The dairy is where you go for milk, bread, chewing gum, beans, rice, toilet paper, washing powder, lightbulbs, catfood – you don’t generally go there for a cash register. You’re not the man charged with burglary and murder. You didn’t kill Janak Patel. When you heard about the killing, you were shocked to the core, you likely wondered just what the hell things were coming to in New Zealand, you definitely grieved for him and his family.
The dairy holds some money on the premises but not all that much. To hold it up is not a bank heist or the long, patient parting of a fool and his money. To kill its owner is death for small change, murder for something not much better than nothing - I guess it’s a profit. But then murder is rarely grand or ambitious. It’s very often petty, shabby, low. You can’t help but think that the killing of Janak Patel is a new low.

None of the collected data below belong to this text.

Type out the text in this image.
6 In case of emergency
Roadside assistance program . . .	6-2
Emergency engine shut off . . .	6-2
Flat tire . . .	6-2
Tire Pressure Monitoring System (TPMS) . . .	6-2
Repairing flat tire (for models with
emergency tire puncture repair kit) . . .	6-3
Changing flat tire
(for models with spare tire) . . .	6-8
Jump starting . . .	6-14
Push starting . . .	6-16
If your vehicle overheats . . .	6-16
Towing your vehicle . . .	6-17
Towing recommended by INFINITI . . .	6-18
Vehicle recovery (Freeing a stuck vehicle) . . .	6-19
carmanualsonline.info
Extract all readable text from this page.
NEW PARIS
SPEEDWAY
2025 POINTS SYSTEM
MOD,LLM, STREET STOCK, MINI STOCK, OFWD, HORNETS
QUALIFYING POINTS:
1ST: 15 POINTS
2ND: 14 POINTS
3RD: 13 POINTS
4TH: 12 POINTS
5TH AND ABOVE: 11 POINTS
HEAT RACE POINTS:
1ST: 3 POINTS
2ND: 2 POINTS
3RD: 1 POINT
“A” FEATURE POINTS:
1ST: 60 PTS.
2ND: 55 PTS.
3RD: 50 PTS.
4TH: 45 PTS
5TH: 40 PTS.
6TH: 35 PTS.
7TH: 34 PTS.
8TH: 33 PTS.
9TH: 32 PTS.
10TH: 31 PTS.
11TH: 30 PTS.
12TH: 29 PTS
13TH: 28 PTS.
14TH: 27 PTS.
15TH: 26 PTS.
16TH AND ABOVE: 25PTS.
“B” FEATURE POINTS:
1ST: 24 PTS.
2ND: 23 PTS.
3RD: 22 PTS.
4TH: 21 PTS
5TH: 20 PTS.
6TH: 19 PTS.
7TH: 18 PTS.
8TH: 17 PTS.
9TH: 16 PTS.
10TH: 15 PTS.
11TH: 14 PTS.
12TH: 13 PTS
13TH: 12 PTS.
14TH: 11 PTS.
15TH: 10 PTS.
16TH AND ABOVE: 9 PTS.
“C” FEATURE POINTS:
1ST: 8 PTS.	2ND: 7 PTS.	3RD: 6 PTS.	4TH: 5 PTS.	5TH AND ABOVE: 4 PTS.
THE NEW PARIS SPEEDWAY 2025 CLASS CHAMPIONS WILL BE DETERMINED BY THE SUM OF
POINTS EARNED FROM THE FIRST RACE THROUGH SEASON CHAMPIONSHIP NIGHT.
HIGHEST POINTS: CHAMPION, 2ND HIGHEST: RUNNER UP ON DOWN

The dairy inspired a great show at the Sarjeant Gallery in Whanganui a few years ago. Assistant curator James Hope told Radio New Zealand the idea came to him when he was driving around one night. I love this quote, its warm glow of utter New Zealandness: “I was actually just driving past a dairy, really. It was evening and the sun was setting and this particular dairy is a wooden house and it’s got the dairy on the ground floor and the living area at the top and it had this huge yellow sign that said ‘open’ and it just seemed like a classic New Zealand scene that you drive past all the time and I was thinking about exhibitions and it just jumped out at me.”